In 1983, David H. D. Warren designed an abstract machine for the execution of Prolog consisting of a memory architecture and an instruction set. This design became known as the Warren Abstract Machine (WAM) and has become the de facto standard target for Prolog compilers.

==Purpose==
The purpose of compiling Prolog code to the more low-level WAM code is to make subsequent interpretation of the Prolog program more efficient. Prolog code is reasonably easy to translate to WAM instructions, which can be more efficiently interpreted. Also, subsequent code improvements and compilations to native code are often easier to perform on the more low-level representation.

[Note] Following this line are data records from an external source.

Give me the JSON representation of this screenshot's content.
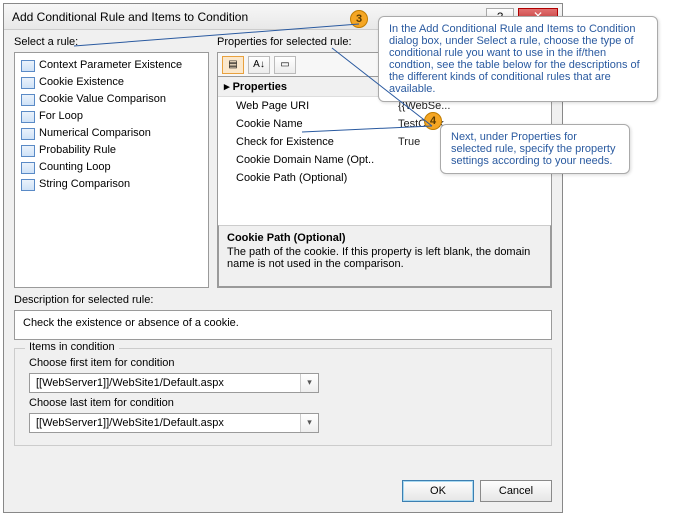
{
  "colors": {
    "accent_blue": "#2a5aa0",
    "badge_bg": "#f5a623",
    "badge_border": "#c07c00"
  },
  "titlebar": {
    "title": "Add Conditional Rule and Items to Condition",
    "help_glyph": "?",
    "close_glyph": "✕"
  },
  "select_rule": {
    "label": "Select a rule:",
    "items": [
      "Context Parameter Existence",
      "Cookie Existence",
      "Cookie Value Comparison",
      "For Loop",
      "Numerical Comparison",
      "Probability Rule",
      "Counting Loop",
      "String Comparison"
    ],
    "selected_index": 1
  },
  "properties": {
    "label": "Properties for selected rule:",
    "toolbar": {
      "cat_glyph": "▤",
      "az_glyph": "A↓",
      "page_glyph": "▭"
    },
    "section": "Properties",
    "rows": [
      {
        "name": "Web Page URI",
        "value": "{{WebSe..."
      },
      {
        "name": "Cookie Name",
        "value": "TestCook..."
      },
      {
        "name": "Check for Existence",
        "value": "True"
      },
      {
        "name": "Cookie Domain Name (Opt..",
        "value": ""
      },
      {
        "name": "Cookie Path (Optional)",
        "value": ""
      }
    ],
    "desc_title": "Cookie Path (Optional)",
    "desc_text": "The path of the cookie. If this property is left blank, the domain name is not used in the comparison."
  },
  "description": {
    "label": "Description for selected rule:",
    "text": "Check the existence or absence of a cookie."
  },
  "items_in_condition": {
    "legend": "Items in condition",
    "first_label": "Choose first item for condition",
    "first_value": "[[WebServer1]]/WebSite1/Default.aspx",
    "last_label": "Choose last item for condition",
    "last_value": "[[WebServer1]]/WebSite1/Default.aspx"
  },
  "buttons": {
    "ok": "OK",
    "cancel": "Cancel"
  },
  "callouts": {
    "c3_num": "3",
    "c3_text": "In the Add Conditional Rule and Items to Condition dialog box, under Select a rule, choose the type of conditional rule you want to use in the if/then condtion, see the table below for the descriptions of the different kinds of conditional rules that are available.",
    "c4_num": "4",
    "c4_text": "Next, under Properties for selected rule, specify the property settings according to your needs."
  }
}
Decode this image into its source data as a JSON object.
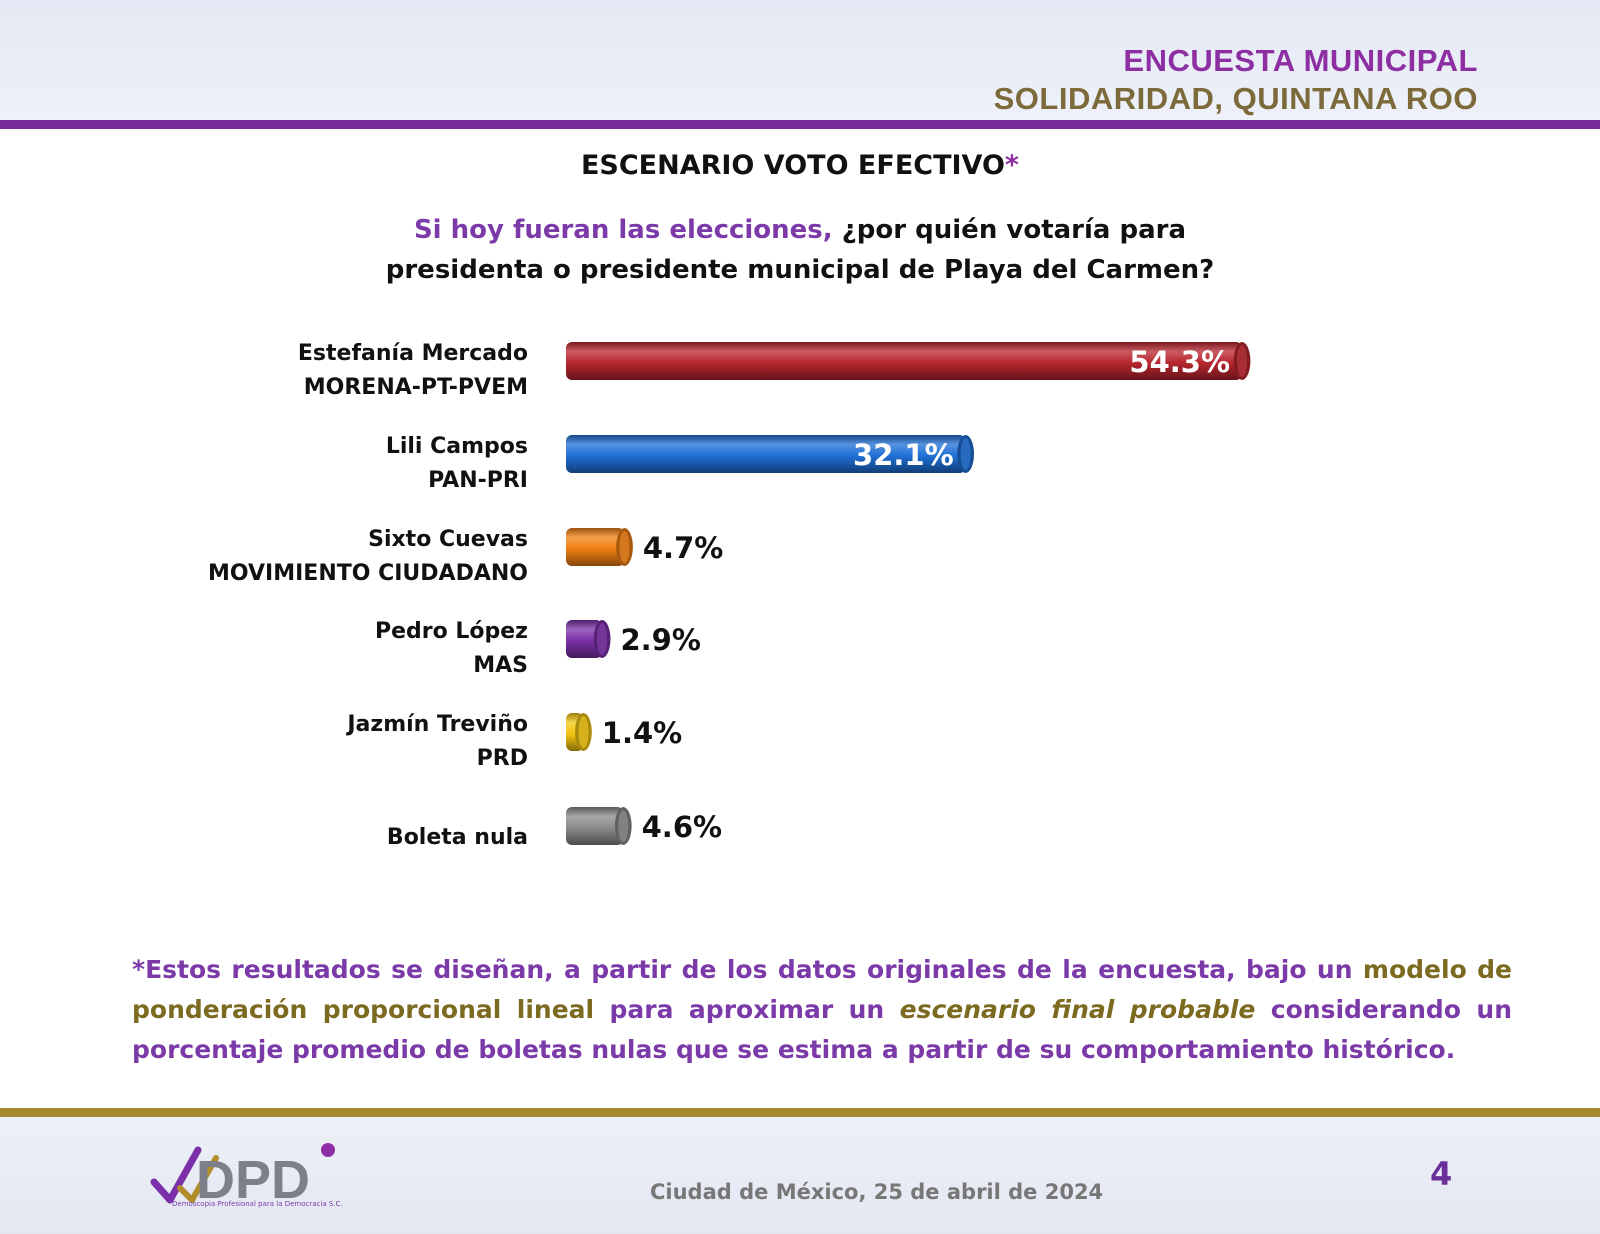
{
  "header": {
    "title_line1": "ENCUESTA MUNICIPAL",
    "title_line2": "SOLIDARIDAD, QUINTANA ROO"
  },
  "chart_title": {
    "text": "ESCENARIO VOTO EFECTIVO",
    "star": "*"
  },
  "question": {
    "purple_part": "Si hoy fueran las elecciones,",
    "line1_rest": " ¿por quién votaría para",
    "line2": "presidenta o presidente municipal de Playa del Carmen?"
  },
  "chart_data": {
    "type": "bar",
    "orientation": "horizontal",
    "categories": [
      [
        "Estefanía Mercado",
        "MORENA-PT-PVEM"
      ],
      [
        "Lili Campos",
        "PAN-PRI"
      ],
      [
        "Sixto Cuevas",
        "MOVIMIENTO CIUDADANO"
      ],
      [
        "Pedro López",
        "MAS"
      ],
      [
        "Jazmín Treviño",
        "PRD"
      ],
      [
        "Boleta nula"
      ]
    ],
    "values": [
      54.3,
      32.1,
      4.7,
      2.9,
      1.4,
      4.6
    ],
    "value_labels": [
      "54.3%",
      "32.1%",
      "4.7%",
      "2.9%",
      "1.4%",
      "4.6%"
    ],
    "colors": [
      "#b8262e",
      "#1f6fd6",
      "#f07f12",
      "#7b2fa8",
      "#f2c511",
      "#8a8a8a"
    ],
    "label_inside": [
      true,
      true,
      false,
      false,
      false,
      false
    ]
  },
  "footnote": {
    "p1": "*Estos resultados se diseñan, a partir de los datos originales de la encuesta, bajo un ",
    "g1": "modelo de ponderación proporcional lineal",
    "p2": " para aproximar un ",
    "em": "escenario final probable",
    "p3": " considerando un porcentaje promedio de boletas nulas que se estima a partir de su comportamiento histórico."
  },
  "footer": {
    "date": "Ciudad de México, 25 de abril de 2024",
    "page": "4",
    "logo_text": "DPD",
    "logo_sub": "Demoscopia Profesional para la Democracia S.C."
  }
}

In order to write efficient Prolog programs, a basic understanding of how the WAM works can be advantageous. Some of the most important WAM concepts are first argument indexing and its relation to choice-points, tail call optimization, and memory reclamation on failure.

==Memory areas==
The WAM has the following memory areas:

- The global stack or heap, used to store compound terms
- The local stack for environment frames and choice-points
- The trail to record which variables bindings ought to be undone on backtracking

==Example==
Here is a piece of Prolog code:

 girl(sally).
 girl(jane).

 boy(B) :- \+ girl(B).

A WAM-based Prolog compiler will compile this into WAM instructions similar to the following:

 predicate(girl/1):
    switch_on_term(2,1,fail,fail,fail),
 label(1): switch_on_atom([(sally,3),(jane,5)])
 label(2): try_me_else(4)
 label(3): get_atom(sally,0)
           proceed
 label(4): trust_me_else_fail
 label(5): get_atom(jane,0)
           proceed

 predicate(boy/1):
    get_variable(x(1),0)
    put_structure(girl/1,0)
    unify_local_value(x(1))
    execute((\+)/1)])

An important characteristic of this code is its ability to cope with the various modes in which the predicates can be evoked: any argument might be a variable, a ground term, or a partly instantiated term. The "switch" instructions handle the different cases.